IR spectra have been measured for cast films of 3-carboxymethyl-5-[2-(3-decylbenzothiazolin-2-ylidene)ethylidene]rhodanine (C10MD) and 3-carboxy-methyl-5-[2-(3-octadecylbenzothiazolin-2-ylidene)ethylidene]rhodanine (C18MD), and cast and Langmuir–Blodgett (LB) films of C18MD treated with BaCl2, CaCl2 and NaCl neutral solutions.
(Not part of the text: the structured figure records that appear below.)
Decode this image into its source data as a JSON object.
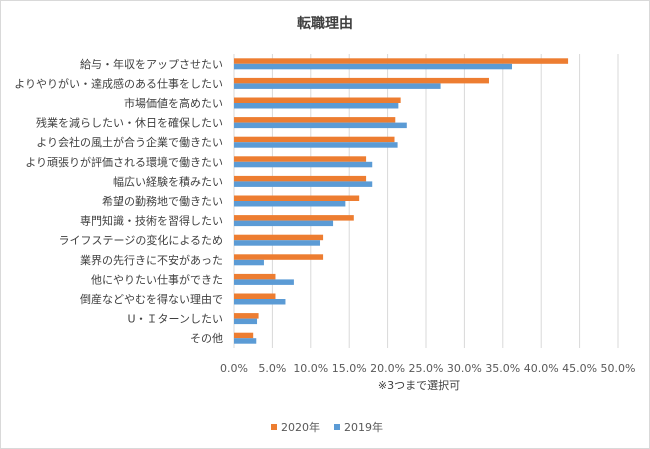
{
  "chart_data": {
    "type": "bar",
    "orientation": "horizontal",
    "title": "転職理由",
    "categories": [
      "給与・年収をアップさせたい",
      "よりやりがい・達成感のある仕事をしたい",
      "市場価値を高めたい",
      "残業を減らしたい・休日を確保したい",
      "より会社の風土が合う企業で働きたい",
      "より頑張りが評価される環境で働きたい",
      "幅広い経験を積みたい",
      "希望の勤務地で働きたい",
      "専門知識・技術を習得したい",
      "ライフステージの変化によるため",
      "業界の先行きに不安があった",
      "他にやりたい仕事ができた",
      "倒産などやむを得ない理由で",
      "U・Ｉターンしたい",
      "その他"
    ],
    "series": [
      {
        "name": "2020年",
        "color": "#ed7d31",
        "values": [
          43.5,
          33.2,
          21.7,
          21.0,
          20.9,
          17.2,
          17.2,
          16.3,
          15.6,
          11.6,
          11.6,
          5.4,
          5.4,
          3.2,
          2.5
        ]
      },
      {
        "name": "2019年",
        "color": "#5b9bd5",
        "values": [
          36.2,
          26.9,
          21.4,
          22.5,
          21.3,
          18.0,
          18.0,
          14.5,
          12.9,
          11.2,
          3.9,
          7.8,
          6.7,
          3.0,
          2.9
        ]
      }
    ],
    "xlim": [
      0,
      50
    ],
    "xticks": [
      "0.0%",
      "5.0%",
      "10.0%",
      "15.0%",
      "20.0%",
      "25.0%",
      "30.0%",
      "35.0%",
      "40.0%",
      "45.0%",
      "50.0%"
    ],
    "note": "※3つまで選択可",
    "grid": true,
    "legend_position": "bottom"
  }
}
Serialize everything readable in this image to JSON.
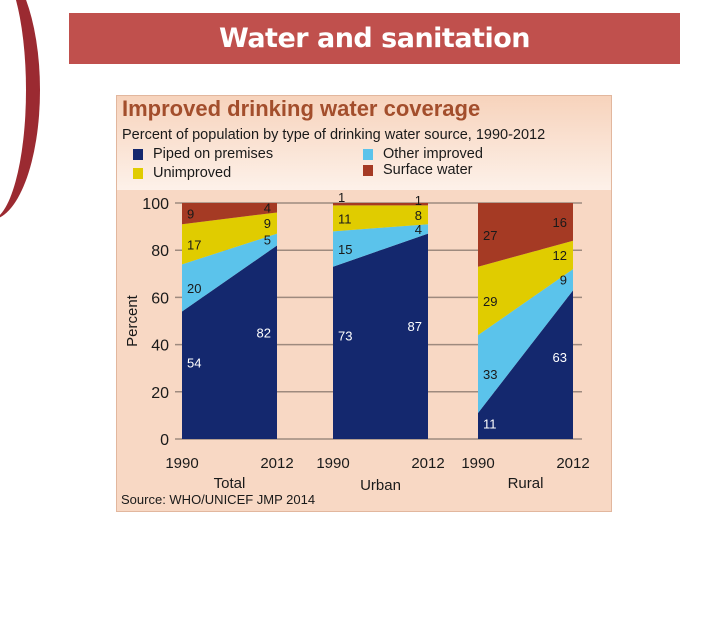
{
  "slide": {
    "title": "Water and sanitation"
  },
  "chart_data": {
    "type": "area",
    "title": "Improved drinking water coverage",
    "subtitle": "Percent of population by type of drinking water source, 1990-2012",
    "ylabel": "Percent",
    "ylim": [
      0,
      100
    ],
    "yticks": [
      0,
      20,
      40,
      60,
      80,
      100
    ],
    "grid": true,
    "legend": [
      {
        "name": "Piped on premises",
        "color": "#14286e"
      },
      {
        "name": "Other improved",
        "color": "#5bc3eb"
      },
      {
        "name": "Unimproved",
        "color": "#e0cc00"
      },
      {
        "name": "Surface water",
        "color": "#a53a24"
      }
    ],
    "stack_order": [
      "Piped on premises",
      "Other improved",
      "Unimproved",
      "Surface water"
    ],
    "panels": [
      {
        "name": "Total",
        "x": [
          "1990",
          "2012"
        ],
        "series": [
          {
            "name": "Piped on premises",
            "values": [
              54,
              82
            ]
          },
          {
            "name": "Other improved",
            "values": [
              20,
              5
            ]
          },
          {
            "name": "Unimproved",
            "values": [
              17,
              9
            ]
          },
          {
            "name": "Surface water",
            "values": [
              9,
              4
            ]
          }
        ]
      },
      {
        "name": "Urban",
        "x": [
          "1990",
          "2012"
        ],
        "series": [
          {
            "name": "Piped on premises",
            "values": [
              73,
              87
            ]
          },
          {
            "name": "Other improved",
            "values": [
              15,
              4
            ]
          },
          {
            "name": "Unimproved",
            "values": [
              11,
              8
            ]
          },
          {
            "name": "Surface water",
            "values": [
              1,
              1
            ]
          }
        ]
      },
      {
        "name": "Rural",
        "x": [
          "1990",
          "2012"
        ],
        "series": [
          {
            "name": "Piped on premises",
            "values": [
              11,
              63
            ]
          },
          {
            "name": "Other improved",
            "values": [
              33,
              9
            ]
          },
          {
            "name": "Unimproved",
            "values": [
              29,
              12
            ]
          },
          {
            "name": "Surface water",
            "values": [
              27,
              16
            ]
          }
        ]
      }
    ],
    "source": "Source:  WHO/UNICEF JMP 2014"
  }
}
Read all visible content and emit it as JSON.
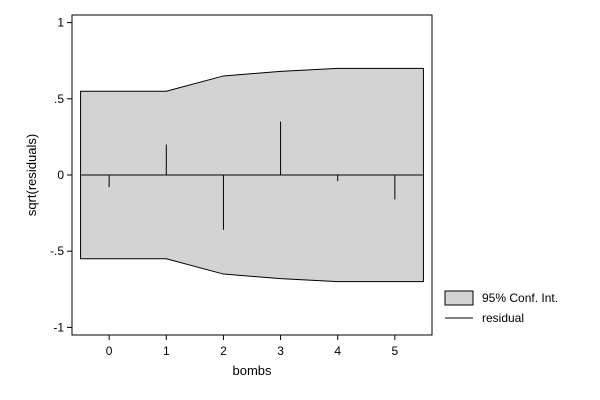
{
  "chart_data": {
    "type": "line",
    "xlabel": "bombs",
    "ylabel": "sqrt(residuals)",
    "xlim": [
      -0.65,
      5.65
    ],
    "ylim": [
      -1.05,
      1.05
    ],
    "x_ticks": [
      0,
      1,
      2,
      3,
      4,
      5
    ],
    "x_tick_labels": [
      "0",
      "1",
      "2",
      "3",
      "4",
      "5"
    ],
    "y_ticks": [
      -1,
      -0.5,
      0,
      0.5,
      1
    ],
    "y_tick_labels": [
      "-1",
      "-.5",
      "0",
      ".5",
      "1"
    ],
    "grid": false,
    "legend_position": "bottom-right",
    "confidence_band": {
      "name": "95% Conf. Int.",
      "color": "#d3d3d3",
      "x": [
        -0.5,
        1,
        2,
        3,
        4,
        5.5
      ],
      "upper": [
        0.55,
        0.55,
        0.65,
        0.68,
        0.7,
        0.7
      ],
      "lower": [
        -0.55,
        -0.55,
        -0.65,
        -0.68,
        -0.7,
        -0.7
      ]
    },
    "series": [
      {
        "name": "residual",
        "type": "spike",
        "color": "#000000",
        "x": [
          0,
          1,
          2,
          3,
          4,
          5
        ],
        "values": [
          -0.08,
          0.2,
          -0.36,
          0.35,
          -0.04,
          -0.16
        ]
      }
    ],
    "legend": [
      {
        "label": "95% Conf. Int.",
        "kind": "box"
      },
      {
        "label": "residual",
        "kind": "line"
      }
    ]
  }
}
The following conclusions can be reached: (1) At room temperature C18MD in the cast films assumes a free form as well as an intramolecularly hydrogen-bonded form. However, as the temperature is increased to 120 ° C, the free form is converted into the intramolecularly hydrogen-bonded form; further increase in temperature leads to formation of the free form again. (2) Treatment of the cast films of C18MD with the chloride solutions causes the formation of J-aggregates. The hydrocarbon chain is highly ordered and C18MD forms weak intramolecularly hydrogen-bonds via a cation in the J-aggregates. (3) The IR spectra of the LB films of C18MD, on formation of J-aggregates, are similar to those of the cast films treated with the solutions. The electronic structure in the conjugated system undergoes a significant change upon the formation of J-aggregates. (4) The CO group, and thus the chromophore plane, are nearly perpendicular to the substrate surface in both the cast and LB films.